Celebrity Funny Horoscopes
From the same web site that brings you monthly funny horoscopes... what the future has in store for you favorite celebs... Exclusively vague, guaranteed for life...
 
Celebrity Horoscope for... Arnold Schwarzenegger (July 30, 1947)
Arnold Schwarzenegger{Picture}
Leo: Born Graz, Austria

You are both the most practical person in the world and the most impractical person, it all depends on the position of the planets at the time. Does that make any sense at all? It seems all just plain whizzy to us and we are writing it! It is unusual for a person to be as influenced by the stars as yourself - try not to do anything while Mercury conjuncts with Mars in an upward, downwards or sideways plain.
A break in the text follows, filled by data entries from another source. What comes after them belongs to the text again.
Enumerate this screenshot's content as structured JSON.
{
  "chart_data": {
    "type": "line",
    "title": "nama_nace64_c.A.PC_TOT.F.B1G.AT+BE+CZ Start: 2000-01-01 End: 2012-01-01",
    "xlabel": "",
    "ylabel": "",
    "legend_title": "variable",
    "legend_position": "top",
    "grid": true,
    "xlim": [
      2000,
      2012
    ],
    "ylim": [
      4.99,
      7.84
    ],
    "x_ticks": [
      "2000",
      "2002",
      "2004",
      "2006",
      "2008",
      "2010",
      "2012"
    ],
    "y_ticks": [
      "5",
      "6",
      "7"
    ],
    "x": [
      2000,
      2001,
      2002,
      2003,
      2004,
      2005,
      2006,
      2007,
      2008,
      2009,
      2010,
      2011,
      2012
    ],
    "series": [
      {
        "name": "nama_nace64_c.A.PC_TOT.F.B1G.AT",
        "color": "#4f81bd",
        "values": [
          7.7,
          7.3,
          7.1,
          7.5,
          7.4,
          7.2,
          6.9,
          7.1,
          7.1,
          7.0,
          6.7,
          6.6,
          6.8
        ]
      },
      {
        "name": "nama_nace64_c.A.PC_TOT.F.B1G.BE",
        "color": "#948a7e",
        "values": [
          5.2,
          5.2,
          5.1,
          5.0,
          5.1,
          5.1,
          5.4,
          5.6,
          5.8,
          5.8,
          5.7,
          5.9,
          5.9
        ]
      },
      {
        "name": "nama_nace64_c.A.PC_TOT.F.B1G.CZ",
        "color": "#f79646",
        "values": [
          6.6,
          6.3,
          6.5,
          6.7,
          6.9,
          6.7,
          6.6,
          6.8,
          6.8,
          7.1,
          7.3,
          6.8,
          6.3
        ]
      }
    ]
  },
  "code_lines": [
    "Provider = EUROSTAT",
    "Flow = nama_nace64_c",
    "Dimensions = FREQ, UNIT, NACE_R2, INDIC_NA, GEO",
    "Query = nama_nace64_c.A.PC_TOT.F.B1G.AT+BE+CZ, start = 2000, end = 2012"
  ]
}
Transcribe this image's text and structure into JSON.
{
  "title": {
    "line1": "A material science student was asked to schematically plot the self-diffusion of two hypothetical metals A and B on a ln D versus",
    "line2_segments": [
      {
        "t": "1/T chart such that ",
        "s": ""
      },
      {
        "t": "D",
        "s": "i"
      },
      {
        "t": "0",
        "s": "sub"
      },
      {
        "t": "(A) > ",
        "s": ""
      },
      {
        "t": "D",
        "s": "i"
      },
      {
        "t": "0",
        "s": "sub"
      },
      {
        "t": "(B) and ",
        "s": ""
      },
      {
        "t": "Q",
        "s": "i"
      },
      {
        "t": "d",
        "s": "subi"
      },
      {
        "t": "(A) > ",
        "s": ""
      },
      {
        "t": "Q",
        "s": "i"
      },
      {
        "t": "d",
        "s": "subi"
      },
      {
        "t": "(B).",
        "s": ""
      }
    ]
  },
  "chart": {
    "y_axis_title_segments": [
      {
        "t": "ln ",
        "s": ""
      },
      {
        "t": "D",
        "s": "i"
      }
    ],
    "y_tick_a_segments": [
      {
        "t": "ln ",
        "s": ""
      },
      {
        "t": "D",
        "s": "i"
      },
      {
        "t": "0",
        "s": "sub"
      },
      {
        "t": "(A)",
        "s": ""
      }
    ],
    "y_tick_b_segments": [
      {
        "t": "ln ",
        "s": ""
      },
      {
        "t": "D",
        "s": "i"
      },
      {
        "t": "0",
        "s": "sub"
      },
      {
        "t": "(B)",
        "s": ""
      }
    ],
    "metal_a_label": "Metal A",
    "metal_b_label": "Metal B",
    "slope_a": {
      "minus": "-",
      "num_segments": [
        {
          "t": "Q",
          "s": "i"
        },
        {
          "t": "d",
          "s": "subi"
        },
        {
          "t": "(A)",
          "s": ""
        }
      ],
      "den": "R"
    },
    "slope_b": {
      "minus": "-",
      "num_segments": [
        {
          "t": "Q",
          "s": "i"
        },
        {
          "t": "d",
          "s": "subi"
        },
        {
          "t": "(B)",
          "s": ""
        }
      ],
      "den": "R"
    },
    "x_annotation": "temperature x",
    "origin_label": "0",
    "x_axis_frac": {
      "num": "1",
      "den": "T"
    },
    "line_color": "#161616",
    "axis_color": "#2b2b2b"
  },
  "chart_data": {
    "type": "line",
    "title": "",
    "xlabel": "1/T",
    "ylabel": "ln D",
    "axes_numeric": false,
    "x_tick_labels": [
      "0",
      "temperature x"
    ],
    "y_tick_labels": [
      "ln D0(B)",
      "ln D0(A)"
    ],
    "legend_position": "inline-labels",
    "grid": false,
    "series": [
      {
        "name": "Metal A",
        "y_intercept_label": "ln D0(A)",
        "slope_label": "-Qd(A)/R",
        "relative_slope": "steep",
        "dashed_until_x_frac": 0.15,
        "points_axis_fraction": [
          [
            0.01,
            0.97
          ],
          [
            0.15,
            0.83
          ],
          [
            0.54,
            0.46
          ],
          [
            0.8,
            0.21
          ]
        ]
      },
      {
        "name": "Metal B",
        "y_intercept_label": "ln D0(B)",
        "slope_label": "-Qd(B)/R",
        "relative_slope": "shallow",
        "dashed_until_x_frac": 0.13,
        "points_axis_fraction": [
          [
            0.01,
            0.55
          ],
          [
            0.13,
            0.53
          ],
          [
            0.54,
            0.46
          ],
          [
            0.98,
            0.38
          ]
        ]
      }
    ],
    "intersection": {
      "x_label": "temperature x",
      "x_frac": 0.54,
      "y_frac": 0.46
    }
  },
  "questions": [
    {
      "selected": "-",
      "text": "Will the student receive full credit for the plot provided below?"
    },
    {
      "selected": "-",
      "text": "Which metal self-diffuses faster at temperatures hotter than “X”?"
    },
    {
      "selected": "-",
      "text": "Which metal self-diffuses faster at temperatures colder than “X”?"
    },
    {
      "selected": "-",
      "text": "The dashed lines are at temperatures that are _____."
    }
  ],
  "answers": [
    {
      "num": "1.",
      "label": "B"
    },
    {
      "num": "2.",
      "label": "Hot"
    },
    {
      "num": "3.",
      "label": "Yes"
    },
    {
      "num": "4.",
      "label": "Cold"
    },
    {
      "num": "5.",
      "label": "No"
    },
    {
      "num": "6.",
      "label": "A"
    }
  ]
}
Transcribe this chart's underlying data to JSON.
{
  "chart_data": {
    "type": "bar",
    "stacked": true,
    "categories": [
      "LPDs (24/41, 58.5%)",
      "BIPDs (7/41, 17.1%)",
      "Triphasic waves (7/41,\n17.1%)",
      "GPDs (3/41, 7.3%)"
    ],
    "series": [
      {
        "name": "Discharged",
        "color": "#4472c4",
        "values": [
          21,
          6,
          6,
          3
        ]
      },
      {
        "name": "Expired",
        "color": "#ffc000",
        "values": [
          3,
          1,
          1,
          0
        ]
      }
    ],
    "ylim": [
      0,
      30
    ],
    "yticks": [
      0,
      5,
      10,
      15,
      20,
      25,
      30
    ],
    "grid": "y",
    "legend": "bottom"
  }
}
Your attention can sometimes wander in meetings. In fact, sometimes you think you come from another planet: this is perfectly normal for a man with as many muscles as yourself. Try using a harmonica to your advantage, and avoid watching your movies. Train yourself to do important things without thinking too much about the consequences. You have a tendency to forget the mundane. As long as stability alludes you you will feel fulfilled and alive.

Fill your working environment with plants and small gnawing mammals that chuckle. Your home will not be complete without aqua colored stuff, purple breakables and wicker. Welcome the 'girly man' interior decorator into your life!

Since you became governor, staff constantly try to make you say "I'll be back" ("Arnold you are coming back aren't you?", "You sure you'll be back here in two minutes, it's important?" and "Do you want to be the front or the back end of the circus horse?") - the stars suggest that you are doomed to this. Eat more fun foods such as burgers, sausages, fatty pork chops and sweet treacle or toffee puddings with delicious creamy sauces. Treat yourself to regular professional wrestles. Walk around in your bare feet between offices.

You like to not look stupid. Normally, you're somewhat cautious, shy and reserved. Under stress you can get very cold and businesslike, almost German-like in fact. This is because Austrians and Germans are very similar and generally prefer paper cuts to smiling, although Mercury may have something to do with it too.

Prediction: You will never ever ever be President of the United States of America.